6) Atheists are arrogant.

Reppert: They can be. I’ve met some arrogant ones, and some that aren’t nearly so arrogant. They don’t recognize the existence of anyone superior to themselves to whom they are accountable. Harris’s arguments here assume Russell’s maxim that “What science cannot discover, mankind cannot know.” Why science provides us with the only way of knowing anything is not at all clear to me. Whether science is, as Sellars said, the measure of all things, or as C. S. Lewis said, a truncated mode of thinking, is the subject of epistemological and metaphysical debate.

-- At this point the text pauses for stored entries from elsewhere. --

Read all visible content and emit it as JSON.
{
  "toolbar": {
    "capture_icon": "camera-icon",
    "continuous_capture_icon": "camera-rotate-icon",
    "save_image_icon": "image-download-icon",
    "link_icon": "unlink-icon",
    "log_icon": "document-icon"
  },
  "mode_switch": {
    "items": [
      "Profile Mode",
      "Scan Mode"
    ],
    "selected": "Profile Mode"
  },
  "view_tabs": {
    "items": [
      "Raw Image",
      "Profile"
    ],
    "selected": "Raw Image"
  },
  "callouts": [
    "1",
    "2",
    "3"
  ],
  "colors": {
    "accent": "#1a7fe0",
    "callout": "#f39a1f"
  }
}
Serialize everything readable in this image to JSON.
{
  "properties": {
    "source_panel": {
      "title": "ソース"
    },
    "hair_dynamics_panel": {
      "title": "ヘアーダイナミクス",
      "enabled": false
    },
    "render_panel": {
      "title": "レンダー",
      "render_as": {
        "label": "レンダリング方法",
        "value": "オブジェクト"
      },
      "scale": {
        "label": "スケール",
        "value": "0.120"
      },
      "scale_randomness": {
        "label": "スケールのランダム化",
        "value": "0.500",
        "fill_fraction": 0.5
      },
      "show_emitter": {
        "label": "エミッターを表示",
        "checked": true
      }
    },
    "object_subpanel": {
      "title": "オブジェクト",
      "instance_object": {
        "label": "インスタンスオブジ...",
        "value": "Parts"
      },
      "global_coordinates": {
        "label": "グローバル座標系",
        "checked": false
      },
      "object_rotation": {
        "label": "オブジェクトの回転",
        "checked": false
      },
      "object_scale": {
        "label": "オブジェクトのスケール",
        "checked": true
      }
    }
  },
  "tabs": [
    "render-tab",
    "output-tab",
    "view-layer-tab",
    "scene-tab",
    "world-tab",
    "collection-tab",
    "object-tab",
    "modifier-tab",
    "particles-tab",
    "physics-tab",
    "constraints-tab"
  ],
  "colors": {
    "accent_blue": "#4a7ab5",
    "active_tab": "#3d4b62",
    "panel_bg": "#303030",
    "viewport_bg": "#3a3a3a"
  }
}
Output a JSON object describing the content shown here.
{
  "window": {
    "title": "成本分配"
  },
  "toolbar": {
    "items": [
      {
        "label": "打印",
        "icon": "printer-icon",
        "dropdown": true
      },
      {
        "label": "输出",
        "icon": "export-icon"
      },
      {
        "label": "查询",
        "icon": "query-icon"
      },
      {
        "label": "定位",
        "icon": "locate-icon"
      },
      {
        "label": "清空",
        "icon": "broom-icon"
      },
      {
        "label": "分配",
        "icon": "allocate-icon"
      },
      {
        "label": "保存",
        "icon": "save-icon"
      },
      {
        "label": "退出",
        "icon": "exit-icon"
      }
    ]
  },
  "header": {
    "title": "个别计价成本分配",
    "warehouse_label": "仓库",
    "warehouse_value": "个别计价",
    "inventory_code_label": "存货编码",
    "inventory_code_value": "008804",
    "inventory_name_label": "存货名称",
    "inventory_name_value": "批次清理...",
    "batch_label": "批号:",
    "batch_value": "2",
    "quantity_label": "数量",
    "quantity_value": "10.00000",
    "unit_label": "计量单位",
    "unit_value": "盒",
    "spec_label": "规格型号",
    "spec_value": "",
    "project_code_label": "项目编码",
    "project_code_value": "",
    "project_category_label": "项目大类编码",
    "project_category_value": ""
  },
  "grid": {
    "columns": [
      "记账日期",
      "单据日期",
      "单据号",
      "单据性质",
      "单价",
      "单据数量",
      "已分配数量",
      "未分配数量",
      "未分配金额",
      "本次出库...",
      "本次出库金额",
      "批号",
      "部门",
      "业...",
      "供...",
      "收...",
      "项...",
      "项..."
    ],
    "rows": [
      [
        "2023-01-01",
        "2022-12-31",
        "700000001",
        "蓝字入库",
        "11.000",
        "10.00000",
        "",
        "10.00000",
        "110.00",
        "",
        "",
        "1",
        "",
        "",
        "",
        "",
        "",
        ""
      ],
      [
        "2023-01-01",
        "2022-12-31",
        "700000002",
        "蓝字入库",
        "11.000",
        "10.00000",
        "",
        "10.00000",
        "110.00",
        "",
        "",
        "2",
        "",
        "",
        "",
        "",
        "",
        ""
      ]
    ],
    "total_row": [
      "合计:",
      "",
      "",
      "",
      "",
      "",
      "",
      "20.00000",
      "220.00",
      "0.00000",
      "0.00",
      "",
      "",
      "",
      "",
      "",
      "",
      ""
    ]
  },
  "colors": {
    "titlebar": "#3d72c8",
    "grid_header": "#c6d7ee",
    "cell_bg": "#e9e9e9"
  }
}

Parsons: I’m always curious when I hear people saying that there are “other ways of knowing” besides science (broadly construed, I assume, to incorporate both mathematical and natural sciences). What are these “other ways of knowing”? Perhaps our aesthetic or ethical judgments are of a different sort than the inferences we make in science. Philosophers often make appeals to intuition, something scientists seldom do. While I regard intuitions as having some prima facie evidential value, I think philosophers tend to put far too much stock in them. Our intuitions are a good place to begin a philosophical discussion, but a terrible place to end one. Generally, when people loudly deny that science is the “measure of all things,” or say that science is a “truncated mode of reasoning,” they are grinding an ax for some form of revelation. What are the credentials of revelation? The sheer multiplicity and diversity of purported revelations makes them all suspect. As Mark Twain said, “Mankind has discovered the One True Religion—lots of ‘em.” Therefore when someone asserts with ringing assurance that his purported revelation is the one true one, and that all others are false and their adherents deluded chumps, I have to wonder who is really being arrogant here.